Propping up small-town airports with $200 million
By Editorial Board, Published: March 8
THE $85 BILLION in across-the-board budget cuts known as sequestration have begun to affect places like Garden City, the Kansas county seat (pop. 26,880) whose airport will lose $318,756 in Federal Aviation Administration funds that pay for four air traffic controllers. As The Post’s Stephanie McCrummen reported, Garden City Regional Airport’s control tower is one of 238 affected by sequestration, which will reduce total FAA spending in fiscal 2013 from about $16.7 billion to $16.1 billion. Small towns are lamenting the potential impact on air safety and local economies.
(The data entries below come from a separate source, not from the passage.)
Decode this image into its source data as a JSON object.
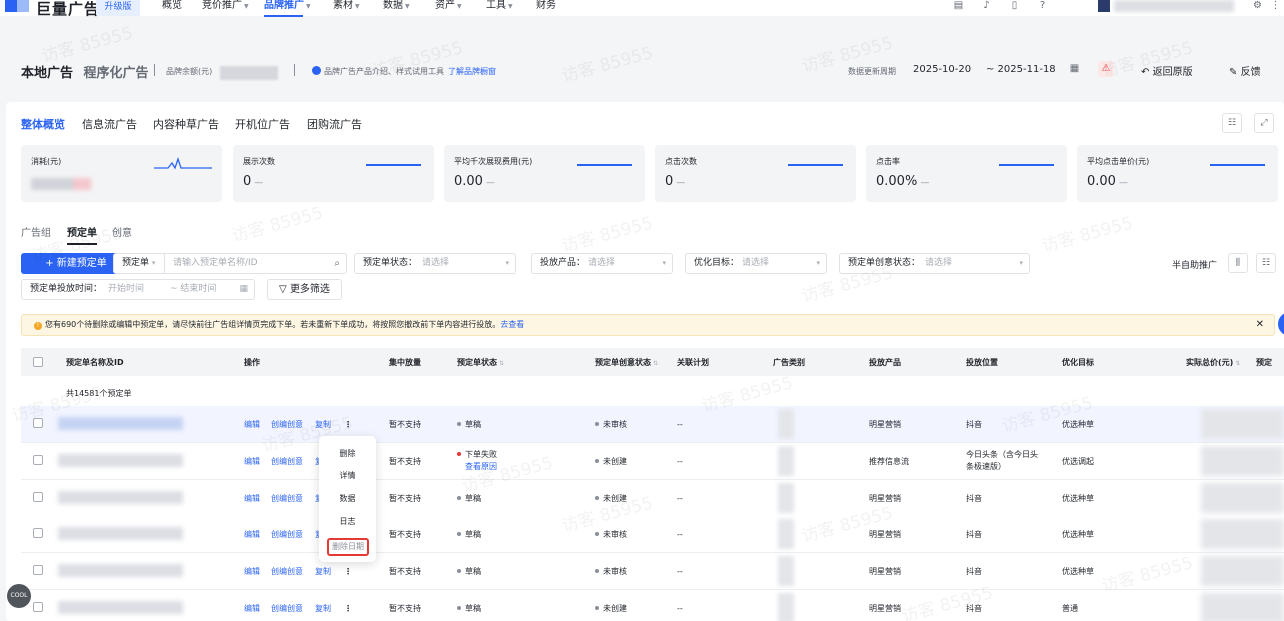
{
  "topnav": {
    "logo": "巨量广告",
    "badge": "升级版",
    "items": [
      {
        "label": "概览",
        "caret": false
      },
      {
        "label": "竞价推广",
        "caret": true
      },
      {
        "label": "品牌推广",
        "caret": true,
        "active": true
      },
      {
        "label": "素材",
        "caret": true
      },
      {
        "label": "数据",
        "caret": true
      },
      {
        "label": "资产",
        "caret": true
      },
      {
        "label": "工具",
        "caret": true
      },
      {
        "label": "财务",
        "caret": false
      }
    ],
    "caret_glyph": "▼"
  },
  "header": {
    "title": "本地广告",
    "subtitle": "程序化广告",
    "balance_label": "品牌余额(元)",
    "promo_text": "品牌广告产品介绍、样式试用工具",
    "promo_link": "了解品牌橱窗",
    "date_label": "数据更新周期",
    "date_start": "2025-10-20",
    "date_end": "~ 2025-11-18",
    "back_label": "返回原版",
    "feedback_label": "反馈"
  },
  "tabs": [
    "整体概览",
    "信息流广告",
    "内容种草广告",
    "开机位广告",
    "团购流广告"
  ],
  "metrics": [
    {
      "label": "消耗(元)",
      "value": "",
      "suffix": ""
    },
    {
      "label": "展示次数",
      "value": "0",
      "suffix": "—"
    },
    {
      "label": "平均千次展现费用(元)",
      "value": "0.00",
      "suffix": "—"
    },
    {
      "label": "点击次数",
      "value": "0",
      "suffix": "—"
    },
    {
      "label": "点击率",
      "value": "0.00%",
      "suffix": "—"
    },
    {
      "label": "平均点击单价(元)",
      "value": "0.00",
      "suffix": "—"
    }
  ],
  "subtabs": [
    "广告组",
    "预定单",
    "创意"
  ],
  "toolbar": {
    "new_button": "+ 新建预定单",
    "select_value": "预定单",
    "search_placeholder": "请输入预定单名称/ID",
    "filter_status_label": "预定单状态：",
    "filter_product_label": "投放产品：",
    "filter_goal_label": "优化目标：",
    "filter_creative_label": "预定单创意状态：",
    "placeholder": "请选择",
    "semi_auto": "半自助推广",
    "time_label": "预定单投放时间：",
    "time_start": "开始时间",
    "time_end": "~ 结束时间",
    "more_filters": "更多筛选"
  },
  "notice": {
    "text": "您有690个待删除或编辑中预定单，请尽快前往广告组详情页完成下单。若未重新下单成功，将按照您撤改前下单内容进行投放。",
    "link": "去查看"
  },
  "table": {
    "headers": [
      "预定单名称及ID",
      "操作",
      "集中放量",
      "预定单状态",
      "预定单创意状态",
      "关联计划",
      "广告类别",
      "投放产品",
      "投放位置",
      "优化目标",
      "实际总价(元)",
      "预定"
    ],
    "total": "共14581个预定单",
    "actions": {
      "edit": "编辑",
      "creative": "创编创意",
      "copy": "复制",
      "more": "⋮"
    },
    "rows": [
      {
        "concentrate": "暂不支持",
        "status": "草稿",
        "status_color": "gray",
        "status_link": "",
        "creative": "未审核",
        "plan": "--",
        "product": "明星营销",
        "position": "抖音",
        "position2": "",
        "goal": "优选种草"
      },
      {
        "concentrate": "暂不支持",
        "status": "下单失败",
        "status_color": "red",
        "status_link": "查看原因",
        "creative": "未创建",
        "plan": "--",
        "product": "推荐信息流",
        "position": "今日头条（含今日头",
        "position2": "条极速版）",
        "goal": "优选调起"
      },
      {
        "concentrate": "暂不支持",
        "status": "草稿",
        "status_color": "gray",
        "status_link": "",
        "creative": "未创建",
        "plan": "--",
        "product": "明星营销",
        "position": "抖音",
        "position2": "",
        "goal": "优选种草"
      },
      {
        "concentrate": "暂不支持",
        "status": "草稿",
        "status_color": "gray",
        "status_link": "",
        "creative": "未审核",
        "plan": "--",
        "product": "明星营销",
        "position": "抖音",
        "position2": "",
        "goal": "优选种草"
      },
      {
        "concentrate": "暂不支持",
        "status": "草稿",
        "status_color": "gray",
        "status_link": "",
        "creative": "未审核",
        "plan": "--",
        "product": "明星营销",
        "position": "抖音",
        "position2": "",
        "goal": "优选种草"
      },
      {
        "concentrate": "暂不支持",
        "status": "草稿",
        "status_color": "gray",
        "status_link": "",
        "creative": "未创建",
        "plan": "--",
        "product": "明星营销",
        "position": "抖音",
        "position2": "",
        "goal": "普通"
      }
    ]
  },
  "dropdown": [
    "删除",
    "详情",
    "数据",
    "日志",
    "删除日期"
  ],
  "watermark": "访客 85955",
  "colors": {
    "accent": "#2a63f4",
    "danger": "#e53935",
    "warning_bg": "#fdf6e3"
  }
}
Another case of sequestration madness? The increased safety risk is likely to be marginal at worst. At Garden City, only two commercial jets take off and land per day — connecting to and from Dallas — and one already does so when the tower is closed. As for local economies, the federal government already spends many billions of dollars in pursuit of prosperity for rural America. Though undoubtedly nice for the folks who benefit, one might well question the national interest in subsidizing a couple of flights a day between Garden City and Dallas.
Garden City’s predicament does illustrate the senselessness of sequestration in a different way. Its airport is one of 120 in 49 states (not including Alaska) that receive federal support under the Essential Air Service (EAS) program. Established in 1978 as a 10-year measure to help small towns adjust to airline deregulation, EAS has mushroomed into a seemingly permanent $200 million-a-year subsidy, fiercely defended by rural lawmakers from both parties. EAS pays airlines to provide scheduled flights to and from places with so few passengers that it wouldn’t make sense to operate there otherwise. That is to say, it subsidizes inessential air service.
Garden City has had twice-a-day jet service to Dallas since April because EAS gave American Eagle Airlines a two-year contract, at $2.9 million per year, to provide it, according to the Congressional Research Service. That works out to $107 in taxpayer aid for each of 18,000 passengers in 2012. Such subsidy rates are typical under the program. State and local governments also chip in to keep Garden City going. Airport officials note that their plan is to use federal subsidies to establish a large enough customer base so that the airline can eventually provide service without a subsidy. But given the program’s history as “temporary,” we’re skeptical.
The point is not to vilify Garden City or any other small town but to note that EAS itself has long since outlived its ostensible purpose and now serves only to illustrate the federal government’s utter inability to establish sensible priorities. If the relative handful of people who choose to live in rural communities want scheduled air service, they should draw on the resources of their own states, or of the private sector, to provide it — or do without and content themselves with the compensating virtues of small-town life.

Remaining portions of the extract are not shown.